Een gemeente kan tot op zekere hoogte invloed uitoefenen op de branchering van standplaatsen, om zo een bepaalde mate van diversiteit in het aanbod te garanderen. Zo is het mogelijk om beleidsregels op te stellen om te voorkomen dat op één locatie dezelfde assortimenten worden verkocht door verschillende ondernemers. Branchegroepen of assortimenten worden soms geweigerd met het oog op de levensvatbaarheid van nabijgelegen winkelconcentraties. Een geldige weigeringsgrond is het in gevaar komen van het voorzieningenniveau van de consument ter plaatse.
2.2.4 Geen economische ordening
Bij het uitwerken van voorliggend standplaatsenbeleid is het van belang dat regels, ook die over het aantal, diversiteit en de locatie van standplaatsen, worden gemotiveerd op basis van ‘dwingende redenen van algemeen belang’. Het reguleren van concurrentieverhoudingen (economische ordening) is nadrukkelijk niet toegestaan (onder andere Europese Dienstenrichtlijn). Openbare orde, veiligheid, ruimtelijke ordening en een gevarieerd voorzieningenaanbod als onderdeel van het woon- en leefklimaat bieden echter voldoende houvast voor een goed doordacht en zorgvuldig geformuleerd standplaatsenbeleid.
3.1 Algemeen kader: Vrije marktwerking en Wet ruimtelijke ordening
Standplaatsen vallen onder de ambulante handel en daarmee ook onder detailhandel. Daarnaast kunnen standplaatsen naast het verkopen van producten, diensten aanbieden. Binnen de beleidsvorming rond detailhandel strijden twee principes om voorrang:
de vrije marktwerking met maximale concurrentie tussen ondernemers; de overheid hoort niet in de concurrentieverhoudingen te treden;
een goede ruimtelijke ordening, hier is het bij uitstek de overheid die hierop hoort te sturen.
Op basis van de Europese Dienstenrichtlijn moet sprake zijn van een vrije markt die alle ondernemers gelijke kansen biedt. Tegen die achtergrond moet de overheid terughoudend zijn met het reguleren van de concurrentieverhoudingen.
Wat de overheid wel mag, en zelfs moet, is zorgen voor een 'goede ruimtelijke ordening'. Daaronder valt ook bijvoorbeeld het voorkomen en/of bestrijden van leegstand, vanwege de negatieve effecten daarvan op de openbare orde en veiligheid. Als er sprake is van een forse krimp, is het tot op zekere hoogte noodzakelijk om in te grijpen en te sturen op de hoeveelheid en locatie van detailhandelsvestigingen.

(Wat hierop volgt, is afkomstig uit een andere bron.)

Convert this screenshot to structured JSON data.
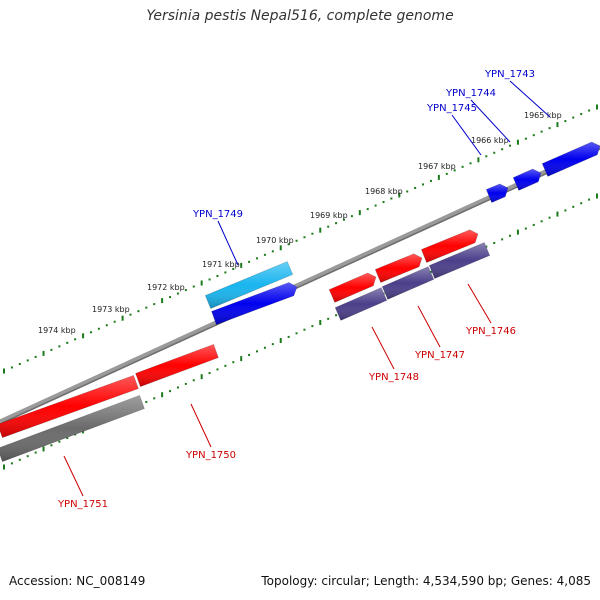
{
  "title": "Yersinia pestis Nepal516, complete genome",
  "accession_text": "Accession: NC_008149",
  "summary_text": "Topology: circular; Length: 4,534,590 bp; Genes: 4,085",
  "colors": {
    "backbone": "#8c8c8c",
    "tick": "#1a7a1a",
    "red": "#ff0000",
    "blue": "#0000ee",
    "cyan": "#19b5ef",
    "purple": "#4b3f8a",
    "gray": "#666666",
    "label_blue": "#0000cc",
    "label_red": "#cc0000"
  },
  "kbp_labels": [
    "1965 kbp",
    "1966 kbp",
    "1967 kbp",
    "1968 kbp",
    "1969 kbp",
    "1970 kbp",
    "1971 kbp",
    "1972 kbp",
    "1973 kbp",
    "1974 kbp"
  ],
  "genes": [
    {
      "id": "YPN_1743",
      "color": "blue",
      "label_color": "label_blue"
    },
    {
      "id": "YPN_1744",
      "color": "blue",
      "label_color": "label_blue"
    },
    {
      "id": "YPN_1745",
      "color": "blue",
      "label_color": "label_blue"
    },
    {
      "id": "YPN_1746",
      "color": "red",
      "label_color": "label_red"
    },
    {
      "id": "YPN_1747",
      "color": "red",
      "label_color": "label_red"
    },
    {
      "id": "YPN_1748",
      "color": "red",
      "label_color": "label_red"
    },
    {
      "id": "YPN_1749",
      "color": "cyan",
      "label_color": "label_blue"
    },
    {
      "id": "YPN_1750",
      "color": "red",
      "label_color": "label_red"
    },
    {
      "id": "YPN_1751",
      "color": "red",
      "label_color": "label_red"
    }
  ]
}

Hoewel de overheid terughoudend moet zijn in het reguleren van concurrentieverhoudingen, is het in verband met een goede ruimtelijke ordening wel wenselijk om door middel van goed standplaatsenbeleid sturend op te treden.
Het wettelijk kader voor het kunnen innemen van een standplaats binnen de gemeente Venray is geregeld in Afdeling 4 Standplaatsen van de Algemene plaatselijke verordening (Apv). Daarnaast zijn nog andere juridische kaders van toepassing. Publiek- en privaatrechtelijke bepalingen begrenzen de beleidsvrijheid van het gemeentebestuur bij de beslissing op een verzoek om een standplaatsvergunning.
3.3 Jurisprudentie ten aanzien van standplaatsen
In de loop der jaren is met name op het gebied van ‘concurrentie’ en ‘verhouding privaat-publiekrecht’ de nodige jurisprudentie uitgesproken ten aanzien van standplaatsen.
Zoals reeds vermeld, mag een gemeente zich niet bemoeien met de economische ordening, oftewel de concurrentieverhoudingen binnen een gemeente. De aanvraag voor een standplaatsvergunning kan alleen geweigerd worden wanneer het lokale voorzieningenniveau voor de consument in gevaar komt. Een gemeente kan wel op andere manieren invloed uitoefenen op de samenstelling van de standplaatsen. Dit kan door een maximumstelsel en door branchering op te nemen in het standplaatsenbeleid.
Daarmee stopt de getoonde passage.